The Norwalkers’ explosive front line featured John Sahnas, Phil Kydes and Gary Marmonaides, with 18, 17 and 14 goals respectively (at a time when games were only 60 minutes long). Sahnas and Kydes went on to become college All-Americans at the University of Connecticut and Harvard, respectively. Staples’ top scorer, Bill Shaeffer, had only 8 goals heading into the FCIAC showdown.

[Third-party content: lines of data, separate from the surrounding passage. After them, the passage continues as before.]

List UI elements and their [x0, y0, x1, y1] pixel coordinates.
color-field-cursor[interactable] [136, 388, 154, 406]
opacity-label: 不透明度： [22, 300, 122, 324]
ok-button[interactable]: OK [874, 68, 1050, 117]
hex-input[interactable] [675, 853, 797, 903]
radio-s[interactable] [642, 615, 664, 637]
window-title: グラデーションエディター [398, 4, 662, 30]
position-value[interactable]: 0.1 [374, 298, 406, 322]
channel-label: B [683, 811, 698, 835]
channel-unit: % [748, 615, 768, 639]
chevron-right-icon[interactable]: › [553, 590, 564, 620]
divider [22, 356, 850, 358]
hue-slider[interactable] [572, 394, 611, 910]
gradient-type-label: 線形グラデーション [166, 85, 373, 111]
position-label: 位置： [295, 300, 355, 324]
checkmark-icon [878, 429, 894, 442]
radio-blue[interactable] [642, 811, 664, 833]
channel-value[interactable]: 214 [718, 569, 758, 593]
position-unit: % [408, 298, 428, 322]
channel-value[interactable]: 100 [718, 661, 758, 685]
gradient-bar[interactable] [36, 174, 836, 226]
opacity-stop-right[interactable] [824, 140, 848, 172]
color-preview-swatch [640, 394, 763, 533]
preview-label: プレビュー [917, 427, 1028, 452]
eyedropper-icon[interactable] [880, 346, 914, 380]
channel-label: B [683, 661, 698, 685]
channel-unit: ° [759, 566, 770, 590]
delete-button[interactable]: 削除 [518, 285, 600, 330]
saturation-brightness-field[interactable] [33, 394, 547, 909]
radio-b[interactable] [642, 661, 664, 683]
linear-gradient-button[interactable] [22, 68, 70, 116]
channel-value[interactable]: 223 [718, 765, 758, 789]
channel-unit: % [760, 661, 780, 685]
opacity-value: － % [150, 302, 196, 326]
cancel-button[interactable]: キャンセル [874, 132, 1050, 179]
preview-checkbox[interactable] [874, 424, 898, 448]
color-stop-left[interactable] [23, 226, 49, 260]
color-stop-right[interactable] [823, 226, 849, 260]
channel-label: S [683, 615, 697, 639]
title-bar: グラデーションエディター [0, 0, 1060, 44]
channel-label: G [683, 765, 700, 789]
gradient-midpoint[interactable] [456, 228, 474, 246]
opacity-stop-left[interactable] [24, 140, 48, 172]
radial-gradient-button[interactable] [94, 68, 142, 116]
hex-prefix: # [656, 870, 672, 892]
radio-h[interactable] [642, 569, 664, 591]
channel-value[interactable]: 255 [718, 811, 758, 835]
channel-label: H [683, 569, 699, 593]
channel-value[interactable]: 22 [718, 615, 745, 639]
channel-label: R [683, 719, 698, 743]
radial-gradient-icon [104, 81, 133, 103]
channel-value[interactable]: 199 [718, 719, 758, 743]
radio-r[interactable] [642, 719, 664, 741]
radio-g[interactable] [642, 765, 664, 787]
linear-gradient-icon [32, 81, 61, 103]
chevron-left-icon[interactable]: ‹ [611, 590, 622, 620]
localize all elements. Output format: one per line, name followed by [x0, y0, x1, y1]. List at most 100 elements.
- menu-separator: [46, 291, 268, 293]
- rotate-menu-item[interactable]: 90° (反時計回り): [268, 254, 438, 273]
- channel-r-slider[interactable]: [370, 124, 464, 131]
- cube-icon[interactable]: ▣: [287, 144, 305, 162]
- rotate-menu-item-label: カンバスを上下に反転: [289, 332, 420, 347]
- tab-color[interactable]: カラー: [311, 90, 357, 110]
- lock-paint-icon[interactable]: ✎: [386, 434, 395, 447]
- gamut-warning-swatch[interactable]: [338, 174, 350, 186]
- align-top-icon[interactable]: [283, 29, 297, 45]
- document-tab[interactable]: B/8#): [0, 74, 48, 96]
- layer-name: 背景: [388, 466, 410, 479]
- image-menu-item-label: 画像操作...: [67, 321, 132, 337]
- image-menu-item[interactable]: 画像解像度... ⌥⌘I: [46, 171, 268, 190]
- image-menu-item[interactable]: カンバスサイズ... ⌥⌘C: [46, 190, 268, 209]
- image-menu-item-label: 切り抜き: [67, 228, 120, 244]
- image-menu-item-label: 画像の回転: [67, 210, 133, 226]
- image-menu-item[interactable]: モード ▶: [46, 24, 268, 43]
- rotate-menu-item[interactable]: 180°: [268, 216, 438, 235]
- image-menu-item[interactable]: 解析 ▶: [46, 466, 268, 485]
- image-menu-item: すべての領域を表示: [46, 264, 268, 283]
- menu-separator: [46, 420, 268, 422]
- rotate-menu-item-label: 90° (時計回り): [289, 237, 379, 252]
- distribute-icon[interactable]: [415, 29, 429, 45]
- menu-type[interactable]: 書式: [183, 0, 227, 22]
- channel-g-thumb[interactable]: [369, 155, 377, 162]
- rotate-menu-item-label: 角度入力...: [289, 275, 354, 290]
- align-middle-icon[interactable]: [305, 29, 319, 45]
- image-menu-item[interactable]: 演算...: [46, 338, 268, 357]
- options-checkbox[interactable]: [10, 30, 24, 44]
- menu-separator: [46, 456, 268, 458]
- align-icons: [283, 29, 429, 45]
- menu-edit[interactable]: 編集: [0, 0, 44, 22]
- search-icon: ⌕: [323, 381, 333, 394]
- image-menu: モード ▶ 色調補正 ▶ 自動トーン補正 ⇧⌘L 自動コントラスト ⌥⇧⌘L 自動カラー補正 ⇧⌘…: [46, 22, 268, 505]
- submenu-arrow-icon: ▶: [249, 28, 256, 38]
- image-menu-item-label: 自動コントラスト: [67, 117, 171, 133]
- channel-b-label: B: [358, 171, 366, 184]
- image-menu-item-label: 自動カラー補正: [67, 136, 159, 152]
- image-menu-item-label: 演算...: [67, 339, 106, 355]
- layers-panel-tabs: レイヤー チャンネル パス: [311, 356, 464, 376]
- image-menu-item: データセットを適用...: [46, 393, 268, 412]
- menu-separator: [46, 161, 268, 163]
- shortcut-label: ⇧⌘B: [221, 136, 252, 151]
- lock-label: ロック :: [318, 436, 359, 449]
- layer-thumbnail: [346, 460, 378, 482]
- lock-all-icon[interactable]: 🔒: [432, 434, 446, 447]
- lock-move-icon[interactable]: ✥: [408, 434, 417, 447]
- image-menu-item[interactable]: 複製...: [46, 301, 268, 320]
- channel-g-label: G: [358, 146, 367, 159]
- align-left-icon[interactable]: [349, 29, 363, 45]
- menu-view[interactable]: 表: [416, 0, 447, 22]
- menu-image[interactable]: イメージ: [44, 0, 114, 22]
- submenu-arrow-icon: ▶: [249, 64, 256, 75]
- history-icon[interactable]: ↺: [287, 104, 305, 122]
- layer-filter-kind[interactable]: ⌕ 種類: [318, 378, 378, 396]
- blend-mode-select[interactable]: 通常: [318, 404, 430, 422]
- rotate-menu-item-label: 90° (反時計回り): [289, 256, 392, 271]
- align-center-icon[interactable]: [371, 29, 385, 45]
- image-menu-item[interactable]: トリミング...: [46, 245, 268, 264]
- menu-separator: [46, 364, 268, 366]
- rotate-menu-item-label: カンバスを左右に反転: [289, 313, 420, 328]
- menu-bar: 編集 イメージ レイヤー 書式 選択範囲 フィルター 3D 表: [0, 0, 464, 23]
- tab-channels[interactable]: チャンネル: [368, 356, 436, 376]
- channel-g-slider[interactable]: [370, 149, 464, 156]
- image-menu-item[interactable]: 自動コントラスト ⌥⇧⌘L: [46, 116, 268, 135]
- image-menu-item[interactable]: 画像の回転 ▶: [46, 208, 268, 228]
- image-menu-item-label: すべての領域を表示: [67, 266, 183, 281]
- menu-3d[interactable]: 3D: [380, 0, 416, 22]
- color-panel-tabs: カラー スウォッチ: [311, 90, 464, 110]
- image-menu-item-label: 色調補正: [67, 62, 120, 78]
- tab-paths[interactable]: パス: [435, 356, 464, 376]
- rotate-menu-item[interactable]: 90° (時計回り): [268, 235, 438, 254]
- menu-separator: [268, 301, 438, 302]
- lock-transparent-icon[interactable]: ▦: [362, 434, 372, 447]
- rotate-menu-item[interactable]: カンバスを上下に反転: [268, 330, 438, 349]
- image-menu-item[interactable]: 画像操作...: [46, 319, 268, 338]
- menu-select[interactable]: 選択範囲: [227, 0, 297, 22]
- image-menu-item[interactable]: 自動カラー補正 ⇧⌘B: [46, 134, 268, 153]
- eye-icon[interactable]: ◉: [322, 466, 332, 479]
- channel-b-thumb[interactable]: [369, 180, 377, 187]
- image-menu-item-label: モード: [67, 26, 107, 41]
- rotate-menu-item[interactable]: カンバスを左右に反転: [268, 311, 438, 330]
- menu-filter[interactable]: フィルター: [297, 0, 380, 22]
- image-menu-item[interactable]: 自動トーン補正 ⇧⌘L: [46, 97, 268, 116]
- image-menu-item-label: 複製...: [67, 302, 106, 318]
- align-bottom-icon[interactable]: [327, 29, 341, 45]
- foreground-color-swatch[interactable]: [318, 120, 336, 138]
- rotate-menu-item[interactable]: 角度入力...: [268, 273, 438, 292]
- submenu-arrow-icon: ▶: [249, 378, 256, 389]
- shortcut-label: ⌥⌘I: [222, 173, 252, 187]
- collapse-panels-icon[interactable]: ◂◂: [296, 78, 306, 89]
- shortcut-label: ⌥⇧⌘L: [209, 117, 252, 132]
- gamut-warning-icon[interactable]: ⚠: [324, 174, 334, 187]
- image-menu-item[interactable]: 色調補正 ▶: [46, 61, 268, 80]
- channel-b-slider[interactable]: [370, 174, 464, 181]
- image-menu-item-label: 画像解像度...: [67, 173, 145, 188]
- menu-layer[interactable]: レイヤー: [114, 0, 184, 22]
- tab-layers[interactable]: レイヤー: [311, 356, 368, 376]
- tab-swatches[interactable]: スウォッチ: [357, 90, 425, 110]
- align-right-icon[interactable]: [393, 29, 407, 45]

A starting midfielder, junior Chris Swan, recalls: “The 3 that year were better than any 3 I faced in 3 years at Staples, and 4 years at Union. McMahon also had 3 lesser but also dangerous midfielders in Martin Haller, Laslo Tailor and a Kydes cousin, so we focused on man-to-man coverage anywhere the 3 leading scorers, and Laslo Tailor, went. We shadowed them everywhere.”
Chris notes that “the humiliating 5-0 loss to McMahon in the ’64 state tournament” served as motivation in 1965.
Arriving at the New Canaan High field for the Monday afternoon FCIAC title match, both teams realized that conditions would be a factor. As noted by Town Crier sportswriter Dan Shulman, “a fierce wind was sweeping down the field from the northwest to the southeast corner,” an important advantage for the team with the wind at its back.
But an even more significant factor was the play of Staples keeper Paul Heath, and the cohesiveness of the Wrecker defense when McMahon had the wind (in the 1st and 3rd quarters). Sometimes, all 11 Wreckers were in the defensive end.
But with the wind at their back in the 2nd quarter, the Westporters seized their chance. Mike Gerstle headed in the game’s 1st goal. Still, McMahon attacked into the wind. Shulman wrote, “for the rest of the 2nd period, Heath gave a demonstration in goalkeeping.”
That demonstration continued into the 3rd quarter. Among his spectacular saves, a shot was about to bounce into the net. “Heath dove full-length and tipped it to the side.” Yet he could not stop a penalty kick, awarded during the 3rd-period barrage.
The 1-1 tie continued through the 4th quarter. With less than 3 minutes left, a McMahon defender was called for shoving inside the box. Shaeffer calmly struck the ball down the middle, as the keeper dove to one side. Staples held on for the 2-1 win, once again shutting down perhaps the most powerful offense ever to have played Connecticut high school soccer.
Shulman called Heath’s performance “probably … the finest goalkeeping job ever rendered by a Staples goalkeeper.”
Fifty years later, Swan still remembers the wind, and the thrill of Staples’ 2 goals. He proudly recalls the ’65 title — and year — as “my best overall season as a soccer player, at any level.” (Unfortunately, Staples was ultimately upset 2-1 by Manchester in the state tournament semifinals.)
Swan has strong, fond memories of coach Albie Loeffler: “He was my best coach in my entire life. I tried to emulate him in my coaching style — low-key on the sidelines. I always built my teams from the back up — Albie’s trademark. If they can’t score, you can’t lose!”
Swan — like many of Loeffler’s players — stayed active in soccer for many years afterward. He coached several boys state champion youth teams in Bethel, helped start the girls’ program there, and refereed many matches over the years. He now lives in Westport, and can be seen on The Hill watching current Staples teams.
But even after witnessing countless matches at a variety of fields, over many years, that Monday afternoon at New Canaan High School in 1965 always brings back special memories for Chris Swan. And for me.